• MELUKIS REALITAS KEJUJURAN PARIWISATA


    Memang benar berwisata itu "membeli pengalaman yang menyenangkan/ membahagiakan". Namun demikian, kita harus well informed sebelum berwisata tentang destinasi yang kita tuju. Kalau tidak, maka yang didapat adalah sebaliknya. Pulang wisata malah ruwet, dapat hotel butut, makanan tidak enak, tempat destinasinya jelek, orang-orang di destinasi tidak menyenangkan, ditambah lagi macet diperjalanan, kecopetan, dan hilang camera di hotel.

    Wisatawan membentuk pengharapan-pengharapan mereka berdasarkan pada pesan-pesan yang mereka terima dari penggiat wisata, teman-temannya, dan sumber-sumber informasi lain.

    Apabila penggiat wisata melebih-lebihkan manfaat yang akan diterima, wisatawan akan mengalami pengharapan yang tak terpenuhi (over promises under delivered), yang akan mengakibatkan ketidakpuasan. Makin besar kesenjangan antara pengharapan dan kemampuan produk wisata yang sebenarnya, makin besar pula ketidakpuasan wisatawan.

    Wisatawan sangat mengharapkan pelayanan dengan nilai spiritual kejujuran, dalam soal sapta pesona (aman, tertib, bersih, sejuk, indah, ramah dan kenangan), informasi dan lain sebagainya. Oleh karena itu, pemerintah daerah sebagai pihak yang bertanggungjawab atas dinamika pariwisata didaerahnya, berhak meminta penggiat wisata untuk jujur.

    Kejujuran merupakan suplemen utama dalam industri pariwisata. Dan domain ini menjadi hal yang mengesankan bagi wisatawan yang berkunjung. Manakala kesan itu melekat dan terkenang maka wisatawan akan berkunjung lagi.

    Sering penggiat wisata beranggapan destinasi yang jelek bisa bergulir di lapangan bila komunikasinya, perception management-nya oke. Ini tentu saja keliru. Tanpa pemahaman yang utuh, seorang penggiat wisata bisa terjebak menjadi manipulator persepsi.

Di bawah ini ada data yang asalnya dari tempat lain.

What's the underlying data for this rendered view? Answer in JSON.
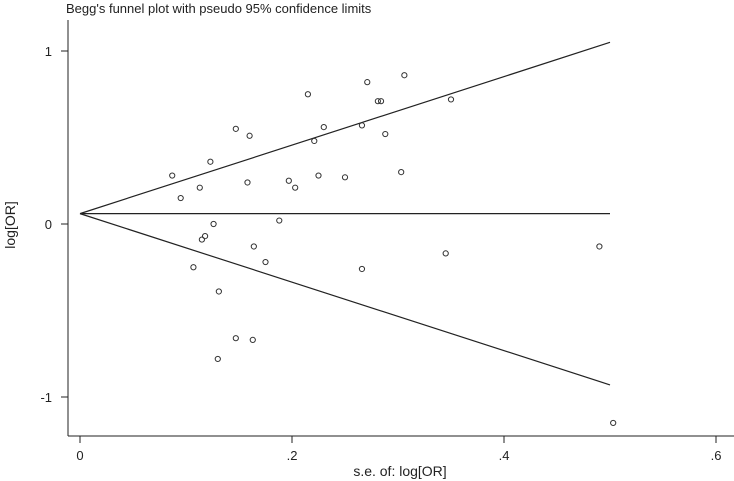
{
  "chart_data": {
    "type": "scatter",
    "title": "Begg's funnel plot with pseudo 95% confidence limits",
    "xlabel": "s.e. of: log[OR]",
    "ylabel": "log[OR]",
    "xlim": [
      -0.02,
      0.62
    ],
    "ylim": [
      -1.22,
      1.2
    ],
    "x_ticks": [
      0,
      0.2,
      0.4,
      0.6
    ],
    "x_tick_labels": [
      "0",
      ".2",
      ".4",
      ".6"
    ],
    "y_ticks": [
      -1,
      0,
      1
    ],
    "y_tick_labels": [
      "-1",
      "0",
      "1"
    ],
    "grid": false,
    "colors": {
      "line": "#222222",
      "marker": "#333333"
    },
    "pooled_estimate": 0.06,
    "confidence_limits": {
      "se_max": 0.5,
      "upper_end": 1.05,
      "lower_end": -0.93
    },
    "points": [
      {
        "x": 0.087,
        "y": 0.28
      },
      {
        "x": 0.095,
        "y": 0.15
      },
      {
        "x": 0.107,
        "y": -0.25
      },
      {
        "x": 0.113,
        "y": 0.21
      },
      {
        "x": 0.115,
        "y": -0.09
      },
      {
        "x": 0.118,
        "y": -0.07
      },
      {
        "x": 0.123,
        "y": 0.36
      },
      {
        "x": 0.126,
        "y": 0.0
      },
      {
        "x": 0.13,
        "y": -0.78
      },
      {
        "x": 0.131,
        "y": -0.39
      },
      {
        "x": 0.147,
        "y": 0.55
      },
      {
        "x": 0.147,
        "y": -0.66
      },
      {
        "x": 0.158,
        "y": 0.24
      },
      {
        "x": 0.16,
        "y": 0.51
      },
      {
        "x": 0.163,
        "y": -0.67
      },
      {
        "x": 0.164,
        "y": -0.13
      },
      {
        "x": 0.175,
        "y": -0.22
      },
      {
        "x": 0.188,
        "y": 0.02
      },
      {
        "x": 0.197,
        "y": 0.25
      },
      {
        "x": 0.203,
        "y": 0.21
      },
      {
        "x": 0.215,
        "y": 0.75
      },
      {
        "x": 0.221,
        "y": 0.48
      },
      {
        "x": 0.225,
        "y": 0.28
      },
      {
        "x": 0.23,
        "y": 0.56
      },
      {
        "x": 0.25,
        "y": 0.27
      },
      {
        "x": 0.266,
        "y": 0.57
      },
      {
        "x": 0.266,
        "y": -0.26
      },
      {
        "x": 0.271,
        "y": 0.82
      },
      {
        "x": 0.281,
        "y": 0.71
      },
      {
        "x": 0.284,
        "y": 0.71
      },
      {
        "x": 0.288,
        "y": 0.52
      },
      {
        "x": 0.303,
        "y": 0.3
      },
      {
        "x": 0.306,
        "y": 0.86
      },
      {
        "x": 0.345,
        "y": -0.17
      },
      {
        "x": 0.35,
        "y": 0.72
      },
      {
        "x": 0.49,
        "y": -0.13
      },
      {
        "x": 0.503,
        "y": -1.15
      }
    ]
  }
}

    Kejujuran merupakan elemen utama sikap dan perilaku kehidupan sehari-hari, yang secara nyata sudah terinternalisasi selama bertahun-tahun. Kejujuran dalam pariwisata adalah harga mati. Kejujuran yang disajikan penggiat wisata bagi wisatawannya merupakan kesan spesifik dan kenangan yang tak terlupakan, sehingga memungkinkan mereka untuk berkunjung kembali.

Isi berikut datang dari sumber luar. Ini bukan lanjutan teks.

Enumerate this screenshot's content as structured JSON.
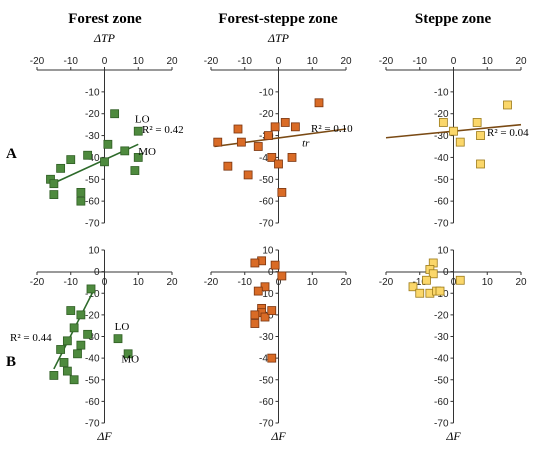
{
  "columns": [
    "Forest zone",
    "Forest-steppe zone",
    "Steppe zone"
  ],
  "rows": [
    "A",
    "B"
  ],
  "colors": {
    "forest": "#4e8a3e",
    "forest_stroke": "#2f5e24",
    "forest_steppe": "#d96b26",
    "forest_steppe_stroke": "#7a3510",
    "steppe": "#fbd76a",
    "steppe_stroke": "#9c7a1a",
    "trend": "#7a4a14",
    "trend_forest": "#2d6a2a"
  },
  "chart_data": [
    {
      "type": "scatter",
      "id": "A-forest",
      "panel": "A",
      "zone": "Forest zone",
      "xlabel": "ΔTP",
      "ylabel": "",
      "xlim": [
        -20,
        20
      ],
      "ylim": [
        -70,
        0
      ],
      "xticks": [
        -20,
        -10,
        0,
        10,
        20
      ],
      "yticks": [
        -10,
        -20,
        -30,
        -40,
        -50,
        -60,
        -70
      ],
      "points": [
        [
          -10,
          -41
        ],
        [
          -13,
          -45
        ],
        [
          -16,
          -50
        ],
        [
          -15,
          -52
        ],
        [
          -15,
          -57
        ],
        [
          -7,
          -56
        ],
        [
          -7,
          -60
        ],
        [
          -5,
          -39
        ],
        [
          0,
          -42
        ],
        [
          1,
          -34
        ],
        [
          3,
          -20
        ],
        [
          6,
          -37
        ],
        [
          10,
          -28
        ],
        [
          10,
          -40
        ],
        [
          9,
          -46
        ]
      ],
      "trendline": {
        "x": [
          -14,
          10
        ],
        "y": [
          -51,
          -34
        ]
      },
      "r2_label": "R² = 0.42",
      "annotations": [
        {
          "text": "LO",
          "x": 9,
          "y": -24
        },
        {
          "text": "MO",
          "x": 10,
          "y": -39
        }
      ]
    },
    {
      "type": "scatter",
      "id": "A-forest-steppe",
      "panel": "A",
      "zone": "Forest-steppe zone",
      "xlabel": "ΔTP",
      "ylabel": "",
      "xlim": [
        -20,
        20
      ],
      "ylim": [
        -70,
        0
      ],
      "xticks": [
        -20,
        -10,
        0,
        10,
        20
      ],
      "yticks": [
        -10,
        -20,
        -30,
        -40,
        -50,
        -60,
        -70
      ],
      "points": [
        [
          -18,
          -33
        ],
        [
          -15,
          -44
        ],
        [
          -12,
          -27
        ],
        [
          -11,
          -33
        ],
        [
          -9,
          -48
        ],
        [
          -6,
          -35
        ],
        [
          -3,
          -30
        ],
        [
          -2,
          -40
        ],
        [
          -1,
          -26
        ],
        [
          0,
          -43
        ],
        [
          2,
          -24
        ],
        [
          1,
          -56
        ],
        [
          5,
          -26
        ],
        [
          4,
          -40
        ],
        [
          12,
          -15
        ]
      ],
      "trendline": {
        "x": [
          -19,
          20
        ],
        "y": [
          -35,
          -27
        ]
      },
      "r2_label": "R² = 0.10",
      "annotations": [
        {
          "text": "tr",
          "x": 7,
          "y": -35,
          "italic": true
        }
      ]
    },
    {
      "type": "scatter",
      "id": "A-steppe",
      "panel": "A",
      "zone": "Steppe zone",
      "xlabel": "",
      "ylabel": "",
      "xlim": [
        -20,
        20
      ],
      "ylim": [
        -70,
        0
      ],
      "xticks": [
        -20,
        -10,
        0,
        10,
        20
      ],
      "yticks": [
        -10,
        -20,
        -30,
        -40,
        -50,
        -60,
        -70
      ],
      "points": [
        [
          -3,
          -24
        ],
        [
          0,
          -28
        ],
        [
          2,
          -33
        ],
        [
          7,
          -24
        ],
        [
          8,
          -30
        ],
        [
          8,
          -43
        ],
        [
          16,
          -16
        ]
      ],
      "trendline": {
        "x": [
          -20,
          20
        ],
        "y": [
          -31,
          -25
        ]
      },
      "r2_label": "R² = 0.04",
      "annotations": []
    },
    {
      "type": "scatter",
      "id": "B-forest",
      "panel": "B",
      "zone": "Forest zone",
      "xlabel": "ΔF",
      "ylabel": "",
      "xlim": [
        -20,
        20
      ],
      "ylim": [
        -70,
        10
      ],
      "xticks": [
        -20,
        -10,
        0,
        10,
        20
      ],
      "yticks": [
        10,
        0,
        -10,
        -20,
        -30,
        -40,
        -50,
        -60,
        -70
      ],
      "points": [
        [
          -4,
          -8
        ],
        [
          -10,
          -18
        ],
        [
          -7,
          -20
        ],
        [
          -9,
          -26
        ],
        [
          -5,
          -29
        ],
        [
          -11,
          -32
        ],
        [
          -13,
          -36
        ],
        [
          -8,
          -38
        ],
        [
          -12,
          -42
        ],
        [
          -15,
          -48
        ],
        [
          -11,
          -46
        ],
        [
          -9,
          -50
        ],
        [
          -7,
          -34
        ],
        [
          4,
          -31
        ],
        [
          7,
          -38
        ]
      ],
      "trendline": {
        "x": [
          -15,
          -3
        ],
        "y": [
          -45,
          -8
        ]
      },
      "r2_label": "R² = 0.44",
      "annotations": [
        {
          "text": "LO",
          "x": 3,
          "y": -27
        },
        {
          "text": "MO",
          "x": 5,
          "y": -42
        }
      ]
    },
    {
      "type": "scatter",
      "id": "B-forest-steppe",
      "panel": "B",
      "zone": "Forest-steppe zone",
      "xlabel": "ΔF",
      "ylabel": "",
      "xlim": [
        -20,
        20
      ],
      "ylim": [
        -70,
        10
      ],
      "xticks": [
        -20,
        -10,
        0,
        10,
        20
      ],
      "yticks": [
        10,
        0,
        -10,
        -20,
        -30,
        -40,
        -50,
        -60,
        -70
      ],
      "points": [
        [
          -5,
          5
        ],
        [
          -7,
          4
        ],
        [
          -1,
          3
        ],
        [
          1,
          -2
        ],
        [
          -4,
          -7
        ],
        [
          -6,
          -9
        ],
        [
          -5,
          -17
        ],
        [
          -5,
          -19
        ],
        [
          -4,
          -21
        ],
        [
          -7,
          -20
        ],
        [
          -7,
          -24
        ],
        [
          -2,
          -18
        ],
        [
          -2,
          -40
        ]
      ],
      "trendline": null,
      "r2_label": "",
      "annotations": []
    },
    {
      "type": "scatter",
      "id": "B-steppe",
      "panel": "B",
      "zone": "Steppe zone",
      "xlabel": "ΔF",
      "ylabel": "",
      "xlim": [
        -20,
        20
      ],
      "ylim": [
        -70,
        10
      ],
      "xticks": [
        -20,
        -10,
        0,
        10,
        20
      ],
      "yticks": [
        10,
        0,
        -10,
        -20,
        -30,
        -40,
        -50,
        -60,
        -70
      ],
      "points": [
        [
          -6,
          4
        ],
        [
          -7,
          1
        ],
        [
          -6,
          -1
        ],
        [
          -8,
          -4
        ],
        [
          -12,
          -7
        ],
        [
          -10,
          -10
        ],
        [
          -7,
          -10
        ],
        [
          -5,
          -9
        ],
        [
          -4,
          -9
        ],
        [
          2,
          -4
        ]
      ],
      "trendline": null,
      "r2_label": "",
      "annotations": []
    }
  ]
}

    Kejujuran penggiat wisata akan menguntungkan secara sosial, ekonomi. Karena hasilnya adalah pekerjaan yang cenderung berlangsung profesional, tertib sosial berlangsung stabil dan sektor ekonomi akan meningkat. Nilai kejujuran merupakan modal sosial yang harus dijalankan penggiat wisata secara konsisten.

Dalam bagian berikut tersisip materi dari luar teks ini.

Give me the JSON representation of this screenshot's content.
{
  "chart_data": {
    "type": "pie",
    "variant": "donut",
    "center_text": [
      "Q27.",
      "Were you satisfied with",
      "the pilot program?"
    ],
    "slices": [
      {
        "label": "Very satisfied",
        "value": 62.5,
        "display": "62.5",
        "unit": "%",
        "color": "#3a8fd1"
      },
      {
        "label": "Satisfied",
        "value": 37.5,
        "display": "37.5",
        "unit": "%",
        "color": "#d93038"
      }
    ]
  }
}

    Terlebih dalam era digitalisasi ekonomi saat ini informasi promosi destinasi wisata dapat dengan mudah didapat dari media sosial. Tidak sedikit foto yang diunggah adalah hasil editan, informasi didramatisir sedemikian rupa yang bisa jadi tidak sesuai kenyataan.

    Kadang penggiat wisata lupa bahwa membangun destinasi wisata juga membangun citra destinasi. Pengetahuan yang cukup mengenai citra ini sangat penting dimiliki oleh para perencana kepariwisataan.

    Dalam mengembangkan kepariwisataan adalah penting bila kondisi nyata di suatu destinasi menyamai atau melebihi citra awal agar tercipta pengalaman berwisata yang memuaskan. Karena citra destinasi wisata berkembang perlahan, maka mutlak perlu dilakukan pengawasan dan “maintenance” yang berkala atas citra wisatawan terhadap destinasi wisata tersebut. Sehingga tidak bisa tidak, pengelola wisata yang membangun jaringan di dunia maya menyampaikan informasi sesuai dengan kondisi faktual di destinasi.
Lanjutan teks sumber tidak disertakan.